Constatant l’effet négatif du Hcéres sur la qualité de la science française, nous pensons que l’évaluation doit être repensée sur de toutes autres bases.

Saisine des commissions du Parlement pour le contrôle des nominations au Hcéres

L’Assemblée des directions de laboratoires (ADL) a écrit, le 5 juin 2021, aux parlementaires des commissions culture et éducation de l’Assemblée nationale et du Sénat pour leur demander d’exercer leurs prérogatives de contrôle constitutionnel et d’investigation sur le Hcéres à propos de plusieurs nominations qui posent problème. À titre d’exemple, le renouvellement pour un « second » mandat du directeur du département d’évaluation de la recherche (en poste depuis 2011 à l’Aéres puis au Hcéres dans des fonctions identiques), s’est effectué dans des conditions qui semblent incompatibles avec les dispositions de la loi qui limitent à deux mandats de quatre ans la durée maximale à la tête d’un département.


[1] Projet de loi Devaquet

[2] « After vaccine failures, France laments biomedical decline », Science Magazine, 23 avril 2021.

[3] Évaluation du Crédit d’impôt recherche — Rapport CNEPI 2021.

[4] L’impact du crédit d’impôt recherche.

[5] Le consensus scientifique a été qualifié d’« opinion de théoriciens » et rejeté à partir d’un unique argument.

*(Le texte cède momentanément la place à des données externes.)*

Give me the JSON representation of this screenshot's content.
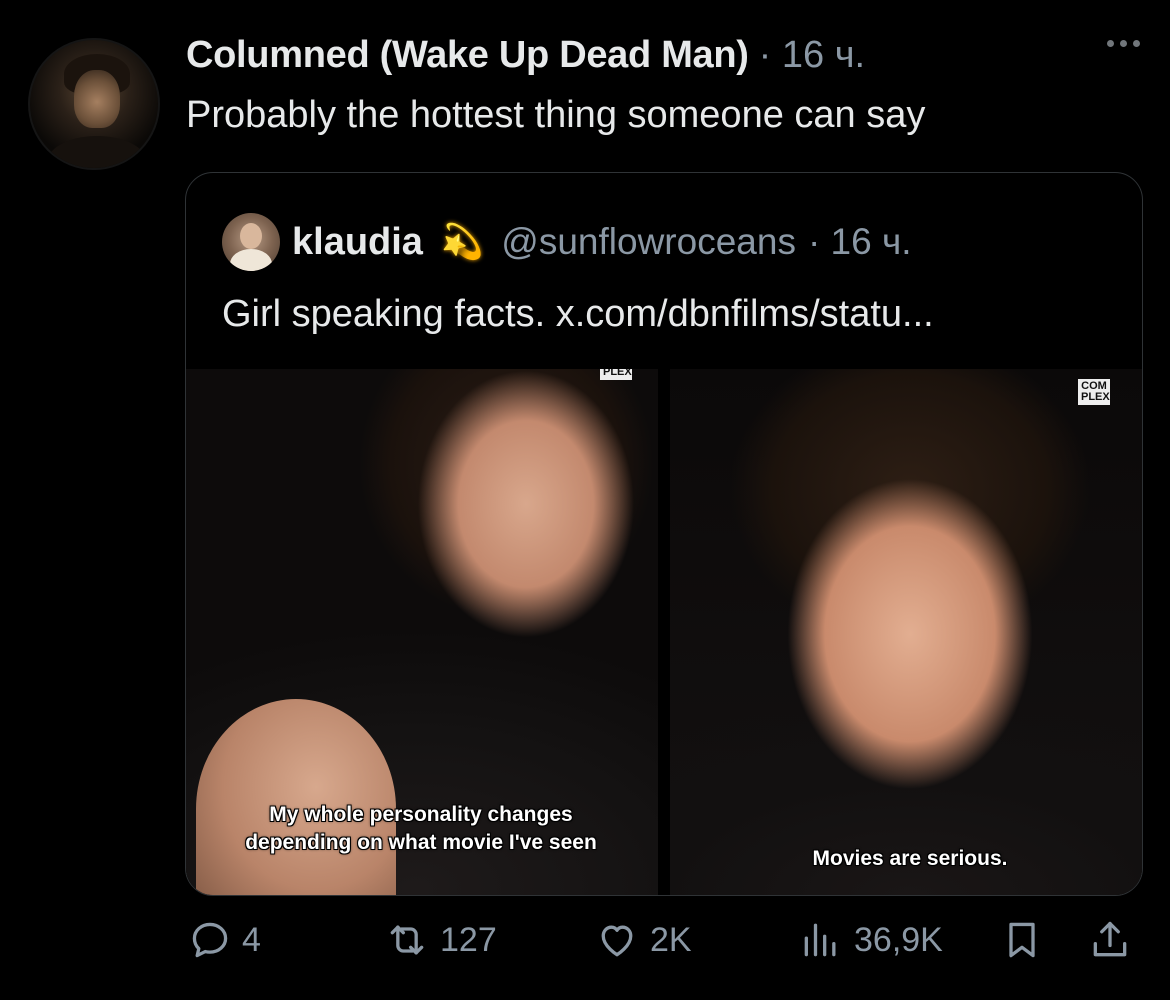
{
  "post": {
    "author_name": "Columned (Wake Up Dead Man)",
    "time": "· 16 ч.",
    "text": "Probably the hottest thing someone can say"
  },
  "quote": {
    "name": "klaudia",
    "emoji": "💫",
    "handle": "@sunflowroceans",
    "time": "· 16 ч.",
    "text": "Girl speaking facts. x.com/dbnfilms/statu...",
    "media": {
      "left_caption": "My whole personality changes depending on what movie I've seen",
      "right_caption": "Movies are serious.",
      "left_watermark": "PLEX",
      "right_watermark": "COM PLEX"
    }
  },
  "actions": {
    "replies": "4",
    "reposts": "127",
    "likes": "2K",
    "views": "36,9K"
  },
  "icons": {
    "more": "more-horizontal-icon",
    "reply": "reply-icon",
    "repost": "repost-icon",
    "like": "heart-icon",
    "views": "views-chart-icon",
    "bookmark": "bookmark-icon",
    "share": "share-icon"
  },
  "colors": {
    "background": "#000000",
    "text_primary": "#e7e9ea",
    "text_secondary": "#8b98a5",
    "border": "#2f3336"
  }
}
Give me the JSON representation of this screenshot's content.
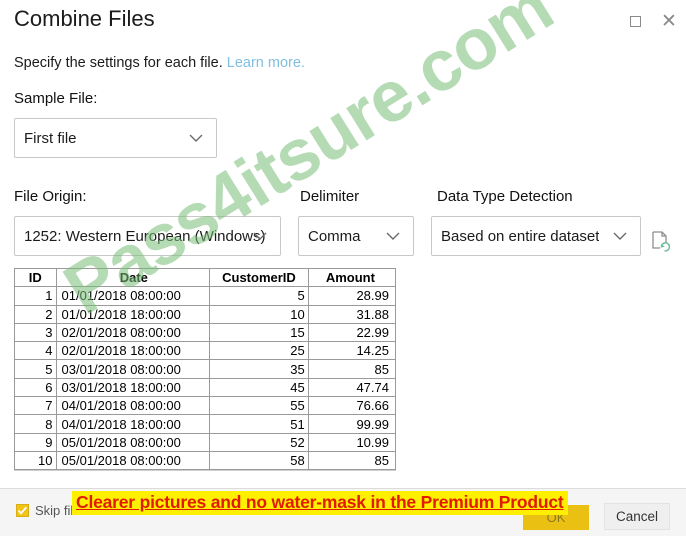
{
  "window": {
    "title": "Combine Files",
    "maximize_icon": "maximize-icon",
    "close_icon": "close-icon"
  },
  "subtitle": {
    "text": "Specify the settings for each file.",
    "link_text": "Learn more."
  },
  "fields": {
    "sample_file": {
      "label": "Sample File:",
      "value": "First file",
      "chevron_icon": "chevron-down-icon"
    },
    "file_origin": {
      "label": "File Origin:",
      "value": "1252: Western European (Windows)",
      "chevron_icon": "chevron-down-icon"
    },
    "delimiter": {
      "label": "Delimiter",
      "value": "Comma",
      "chevron_icon": "chevron-down-icon"
    },
    "data_type_detection": {
      "label": "Data Type Detection",
      "value": "Based on entire dataset",
      "chevron_icon": "chevron-down-icon"
    },
    "refresh_icon": "document-refresh-icon"
  },
  "preview": {
    "columns": [
      "ID",
      "Date",
      "CustomerID",
      "Amount"
    ],
    "rows": [
      [
        "1",
        "01/01/2018 08:00:00",
        "5",
        "28.99"
      ],
      [
        "2",
        "01/01/2018 18:00:00",
        "10",
        "31.88"
      ],
      [
        "3",
        "02/01/2018 08:00:00",
        "15",
        "22.99"
      ],
      [
        "4",
        "02/01/2018 18:00:00",
        "25",
        "14.25"
      ],
      [
        "5",
        "03/01/2018 08:00:00",
        "35",
        "85"
      ],
      [
        "6",
        "03/01/2018 18:00:00",
        "45",
        "47.74"
      ],
      [
        "7",
        "04/01/2018 08:00:00",
        "55",
        "76.66"
      ],
      [
        "8",
        "04/01/2018 18:00:00",
        "51",
        "99.99"
      ],
      [
        "9",
        "05/01/2018 08:00:00",
        "52",
        "10.99"
      ],
      [
        "10",
        "05/01/2018 08:00:00",
        "58",
        "85"
      ]
    ]
  },
  "footer": {
    "skip_files_label": "Skip files with errors",
    "skip_files_checked": true,
    "ok_label": "OK",
    "cancel_label": "Cancel"
  },
  "overlays": {
    "watermark_text": "Pass4itsure.com",
    "promo_banner_text": "Clearer pictures and no water-mask in the Premium Product"
  },
  "colors": {
    "link": "#7fbfdf",
    "checkbox": "#f0c419",
    "ok_button": "#eac112",
    "promo_background": "#ffef00",
    "promo_text": "#e01b00",
    "watermark": "#78be78"
  }
}
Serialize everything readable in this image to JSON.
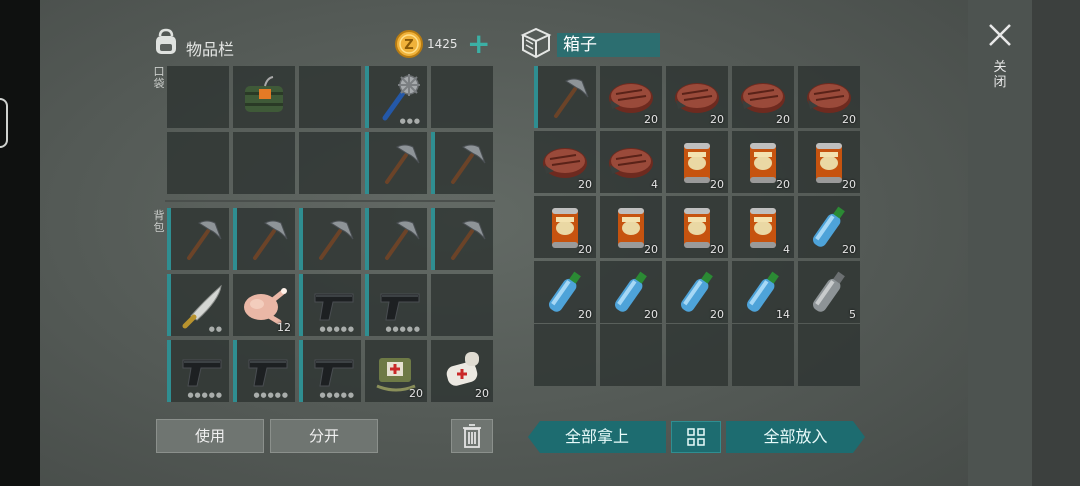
{
  "inventory": {
    "title": "物品栏",
    "coins": "1425",
    "pocket_label": "口袋",
    "backpack_label": "背包",
    "slots": [
      {
        "item": "",
        "qty": "",
        "dur": ""
      },
      {
        "item": "bomb",
        "qty": "",
        "dur": ""
      },
      {
        "item": "",
        "qty": "",
        "dur": ""
      },
      {
        "item": "mace",
        "qty": "",
        "dur": "●●●"
      },
      {
        "item": "",
        "qty": "",
        "dur": ""
      },
      {
        "item": "",
        "qty": "",
        "dur": ""
      },
      {
        "item": "",
        "qty": "",
        "dur": ""
      },
      {
        "item": "",
        "qty": "",
        "dur": ""
      },
      {
        "item": "pickaxe",
        "qty": "",
        "dur": ""
      },
      {
        "item": "pickaxe",
        "qty": "",
        "dur": ""
      },
      {
        "item": "pickaxe",
        "qty": "",
        "dur": ""
      },
      {
        "item": "pickaxe",
        "qty": "",
        "dur": ""
      },
      {
        "item": "pickaxe",
        "qty": "",
        "dur": ""
      },
      {
        "item": "pickaxe",
        "qty": "",
        "dur": ""
      },
      {
        "item": "pickaxe",
        "qty": "",
        "dur": ""
      },
      {
        "item": "machete",
        "qty": "",
        "dur": "●●"
      },
      {
        "item": "chicken",
        "qty": "12",
        "dur": ""
      },
      {
        "item": "pistol",
        "qty": "",
        "dur": "●●●●●"
      },
      {
        "item": "pistol",
        "qty": "",
        "dur": "●●●●●"
      },
      {
        "item": "",
        "qty": "",
        "dur": ""
      },
      {
        "item": "pistol",
        "qty": "",
        "dur": "●●●●●"
      },
      {
        "item": "pistol",
        "qty": "",
        "dur": "●●●●●"
      },
      {
        "item": "pistol",
        "qty": "",
        "dur": "●●●●●"
      },
      {
        "item": "medkit",
        "qty": "20",
        "dur": ""
      },
      {
        "item": "bandage",
        "qty": "20",
        "dur": ""
      }
    ],
    "use_label": "使用",
    "split_label": "分开"
  },
  "box": {
    "title": "箱子",
    "slots": [
      {
        "item": "pickaxe",
        "qty": ""
      },
      {
        "item": "steak",
        "qty": "20"
      },
      {
        "item": "steak",
        "qty": "20"
      },
      {
        "item": "steak",
        "qty": "20"
      },
      {
        "item": "steak",
        "qty": "20"
      },
      {
        "item": "steak",
        "qty": "20"
      },
      {
        "item": "steak",
        "qty": "4"
      },
      {
        "item": "can",
        "qty": "20"
      },
      {
        "item": "can",
        "qty": "20"
      },
      {
        "item": "can",
        "qty": "20"
      },
      {
        "item": "can",
        "qty": "20"
      },
      {
        "item": "can",
        "qty": "20"
      },
      {
        "item": "can",
        "qty": "20"
      },
      {
        "item": "can",
        "qty": "4"
      },
      {
        "item": "bottle",
        "qty": "20"
      },
      {
        "item": "bottle",
        "qty": "20"
      },
      {
        "item": "bottle",
        "qty": "20"
      },
      {
        "item": "bottle",
        "qty": "20"
      },
      {
        "item": "bottle",
        "qty": "14"
      },
      {
        "item": "bottle_empty",
        "qty": "5"
      },
      {
        "item": "",
        "qty": ""
      },
      {
        "item": "",
        "qty": ""
      },
      {
        "item": "",
        "qty": ""
      },
      {
        "item": "",
        "qty": ""
      },
      {
        "item": "",
        "qty": ""
      }
    ],
    "take_all_label": "全部拿上",
    "put_all_label": "全部放入"
  },
  "close_label": "关闭",
  "colors": {
    "accent": "#2f8e91",
    "button_teal": "#1d6c70",
    "plus": "#3bb0a5",
    "coin": "#f0b23a"
  }
}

Le « bon sens du praticien au chevet du malade » lui permet de constater le faible nombre d’infections nosocomiales dans des hôpitaux où le masque chirurgical est majoritaire, et non le masque FFP2. Le masque chirurgical n’étant pas le masque recommandé contre des virus aéroportés, il s’ensuit que la contamination par voie d’aérosol est très exagérée. Cette « démonstration » nous a été infligée immédiatement après que nous avons rappelé :

  • que la cinétique du virus conduit à une baisse exponentielle de la charge virale de sorte que les patients hospitalisés sont peu infectieux ;
  • qu’il n’y avait aucune logique à fermer des espaces publics où le masque est obligatoire si l’on ne croit pas à la transmission aéroportée puisque tous les types de masques, même mal portés arrêtent les gouttelettes balistiques émises en parlant, en toussant, en éternuant.

L’unique référence mobilisée par les conseillers a été le professeur Pittet, à l’origine de l’argument ci-dessus « Aux HUG, nous n’avons pris aucune précaution contre une éventuelle transmission par aérosol (…). S’il y avait une forte transmission par aérosol, le virus se serait promené dans l’institution, nous aurions un grand nombre de contaminations nosocomiales, notamment chez le personnel. »

« Un demi millier de personnes ont peut-être attrapé le covid à l’hôpital », Tribune de Genève.

Le professeur Pittet est président de la mission d’évaluation sur la gestion de la crise du Coronavirus en France et a attiré l’attention médiatique par son déni des preuves difficilement réfutables de la transmission aéroportée.